The apostle Paul was under arrest in Rome for the second time. His first arrest had ended in his acquittal and release from prison. The second time would end differently. Paul knew that it would end with his death at the hands of his Roman captors.
You might think that Paul’s heart would be heavy and filled with fear, but Paul’s second letter to his young coworker Timothy shows something different.
He wrote, “I thank God, whom I serve, as my ancestors did.” He thanked God for Timothy, for Timothy’s faith, for the instruction given to Timothy by his mother and grandmother. He recalled his own suffering for the sake of the gospel and pointed to God’s grace—filled with thanks for what God had done for him in Christ. He looked down at the chains confining him but said with gratitude, “But God’s word is not chained.” He looked back on some of the sufferings he endured as he proclaimed Christ—but thanked God for rescuing him from all of them and praised God for delivering him “from the lion’s mouth.” Even now facing death, he wrote, “I have fought the good fight, I have finished the race, I have kept the faith. Now there is in store for me the crown of righteousness, which the Lord, the righteous Judge, will award to me on that day” (2 Timothy 4:7,8). In the most difficult times, Paul wrote from a heart filled with sincere thanks to God for his gracious blessings.

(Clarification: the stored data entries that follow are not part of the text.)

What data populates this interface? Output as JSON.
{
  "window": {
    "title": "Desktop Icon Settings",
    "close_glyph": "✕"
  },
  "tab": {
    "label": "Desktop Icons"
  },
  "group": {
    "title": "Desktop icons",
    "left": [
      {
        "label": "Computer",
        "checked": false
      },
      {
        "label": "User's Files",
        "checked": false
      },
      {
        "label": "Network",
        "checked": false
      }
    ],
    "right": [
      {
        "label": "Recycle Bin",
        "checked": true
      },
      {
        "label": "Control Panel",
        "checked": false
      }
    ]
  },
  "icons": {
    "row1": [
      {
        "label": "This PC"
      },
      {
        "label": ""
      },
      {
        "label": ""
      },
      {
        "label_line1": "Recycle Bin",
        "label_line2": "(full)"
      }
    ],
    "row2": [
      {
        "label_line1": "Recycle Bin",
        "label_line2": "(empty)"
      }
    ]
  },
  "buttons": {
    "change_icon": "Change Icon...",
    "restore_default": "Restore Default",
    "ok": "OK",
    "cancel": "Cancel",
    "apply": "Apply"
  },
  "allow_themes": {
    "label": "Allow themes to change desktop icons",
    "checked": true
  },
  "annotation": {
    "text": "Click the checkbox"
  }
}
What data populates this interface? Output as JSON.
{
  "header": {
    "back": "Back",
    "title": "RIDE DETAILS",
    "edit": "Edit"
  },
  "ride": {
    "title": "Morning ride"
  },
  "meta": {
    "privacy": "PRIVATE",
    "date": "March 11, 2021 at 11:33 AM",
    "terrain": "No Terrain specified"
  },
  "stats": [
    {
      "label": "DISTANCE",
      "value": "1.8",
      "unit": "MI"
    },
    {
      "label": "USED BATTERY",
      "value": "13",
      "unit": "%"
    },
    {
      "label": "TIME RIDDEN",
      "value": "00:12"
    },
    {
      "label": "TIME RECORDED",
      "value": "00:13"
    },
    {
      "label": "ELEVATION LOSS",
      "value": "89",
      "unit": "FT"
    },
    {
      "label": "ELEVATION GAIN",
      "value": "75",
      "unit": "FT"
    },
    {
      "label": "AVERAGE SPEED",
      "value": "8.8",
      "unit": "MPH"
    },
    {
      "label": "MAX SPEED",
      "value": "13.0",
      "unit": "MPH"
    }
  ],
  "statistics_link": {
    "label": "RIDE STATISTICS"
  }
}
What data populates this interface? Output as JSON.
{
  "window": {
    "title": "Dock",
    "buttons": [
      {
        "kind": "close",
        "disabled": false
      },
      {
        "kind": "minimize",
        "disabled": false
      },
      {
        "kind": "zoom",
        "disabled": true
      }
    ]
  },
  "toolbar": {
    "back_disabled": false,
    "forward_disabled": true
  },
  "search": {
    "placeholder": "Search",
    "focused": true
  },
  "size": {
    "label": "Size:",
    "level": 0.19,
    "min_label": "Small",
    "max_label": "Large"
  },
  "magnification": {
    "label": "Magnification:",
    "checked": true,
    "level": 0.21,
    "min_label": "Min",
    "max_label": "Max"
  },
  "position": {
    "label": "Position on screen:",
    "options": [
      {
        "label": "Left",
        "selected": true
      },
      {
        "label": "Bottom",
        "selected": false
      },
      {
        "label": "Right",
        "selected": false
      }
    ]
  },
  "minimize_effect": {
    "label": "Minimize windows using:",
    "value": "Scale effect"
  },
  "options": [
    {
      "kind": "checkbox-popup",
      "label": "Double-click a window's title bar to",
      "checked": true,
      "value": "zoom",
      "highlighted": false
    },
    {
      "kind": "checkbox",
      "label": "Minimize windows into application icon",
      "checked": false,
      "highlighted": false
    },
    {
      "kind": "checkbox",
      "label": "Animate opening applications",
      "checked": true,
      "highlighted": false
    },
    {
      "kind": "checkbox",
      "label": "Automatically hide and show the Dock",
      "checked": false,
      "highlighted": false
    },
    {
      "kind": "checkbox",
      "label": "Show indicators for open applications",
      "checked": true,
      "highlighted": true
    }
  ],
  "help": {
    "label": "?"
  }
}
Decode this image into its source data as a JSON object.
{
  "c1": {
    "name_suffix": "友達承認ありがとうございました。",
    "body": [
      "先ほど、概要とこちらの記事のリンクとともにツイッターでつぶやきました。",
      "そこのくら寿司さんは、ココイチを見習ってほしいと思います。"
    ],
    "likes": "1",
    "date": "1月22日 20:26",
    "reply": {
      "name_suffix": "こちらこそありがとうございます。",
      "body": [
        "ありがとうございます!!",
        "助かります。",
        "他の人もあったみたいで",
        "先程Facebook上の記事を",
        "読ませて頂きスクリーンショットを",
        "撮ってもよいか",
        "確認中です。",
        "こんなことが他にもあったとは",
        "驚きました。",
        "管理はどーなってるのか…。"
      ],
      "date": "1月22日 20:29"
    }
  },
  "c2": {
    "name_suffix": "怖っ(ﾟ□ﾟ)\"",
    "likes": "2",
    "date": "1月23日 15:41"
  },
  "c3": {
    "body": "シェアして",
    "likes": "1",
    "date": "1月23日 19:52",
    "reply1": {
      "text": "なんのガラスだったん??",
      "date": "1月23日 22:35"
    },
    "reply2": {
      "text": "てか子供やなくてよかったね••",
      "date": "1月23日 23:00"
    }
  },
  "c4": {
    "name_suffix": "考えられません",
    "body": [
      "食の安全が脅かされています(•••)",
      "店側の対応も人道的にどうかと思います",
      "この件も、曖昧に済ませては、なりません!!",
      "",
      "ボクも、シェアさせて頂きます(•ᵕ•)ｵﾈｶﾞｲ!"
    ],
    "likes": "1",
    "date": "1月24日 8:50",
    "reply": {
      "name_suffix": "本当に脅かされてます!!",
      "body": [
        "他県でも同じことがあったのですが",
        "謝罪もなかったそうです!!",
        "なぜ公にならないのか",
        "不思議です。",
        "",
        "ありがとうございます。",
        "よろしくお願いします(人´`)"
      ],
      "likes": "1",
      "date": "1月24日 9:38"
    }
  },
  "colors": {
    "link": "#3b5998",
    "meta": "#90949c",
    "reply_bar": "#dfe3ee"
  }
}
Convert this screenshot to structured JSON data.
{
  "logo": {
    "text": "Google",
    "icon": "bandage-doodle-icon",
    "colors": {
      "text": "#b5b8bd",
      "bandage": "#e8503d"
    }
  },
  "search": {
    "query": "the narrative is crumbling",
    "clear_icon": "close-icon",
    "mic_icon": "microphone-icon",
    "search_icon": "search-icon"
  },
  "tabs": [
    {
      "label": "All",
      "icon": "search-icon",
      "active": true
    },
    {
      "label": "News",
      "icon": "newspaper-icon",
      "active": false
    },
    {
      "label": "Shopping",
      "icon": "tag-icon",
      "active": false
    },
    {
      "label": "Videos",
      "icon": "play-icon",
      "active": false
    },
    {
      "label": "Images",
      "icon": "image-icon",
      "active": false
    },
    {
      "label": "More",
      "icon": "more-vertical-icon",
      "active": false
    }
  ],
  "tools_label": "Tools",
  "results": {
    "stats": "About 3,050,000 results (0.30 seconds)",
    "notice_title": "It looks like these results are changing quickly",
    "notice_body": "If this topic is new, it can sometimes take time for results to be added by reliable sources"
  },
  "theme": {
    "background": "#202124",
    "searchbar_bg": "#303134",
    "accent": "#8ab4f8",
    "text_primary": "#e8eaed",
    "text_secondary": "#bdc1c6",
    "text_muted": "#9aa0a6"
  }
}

The year 2020 has been unlike any in our memories. Yet just as the apostle Paul viewed his dire surroundings and his past struggles as opportunities to see and rejoice in God’s grace, so we have much to be thankful for even in these difficult times.
God has worked in us a renewed appreciation for worship and fellowship with our fellow Christians. Congregational leaders across the synod developed innovative ways to ensure that worship and the weekly proclamation of the gospel could continue. Throughout the synod, God’s people have not neglected their thank offerings that support the work of their congregation and synod. New mission opportunities continue to open up before us even as the nation and world have shut down. We appreciate the freedom to worship when in the past that freedom was easily taken for granted. We value more than ever the blessing of work and a job.
Children are looking forward to school like never before. We’ve experienced family closeness and communication. We’ve been reminded of just how much we depend on God to keep us safe and healthy and what a blessing it is when he does. In a nation in political and social turmoil, we are motivated to express our values through our participation in the political process. And looking at all of those things that have gone so terribly wrong, we also hear the Shepherd’s voice calling each of us to repent, to turn to him, and to treasure his daily forgiveness.
Yes, in many ways this has been a year we may want to forget. But in so many other ways, despite the chaos and confusion and uncertainty, we will say and sing again, “Now thank we all our God!”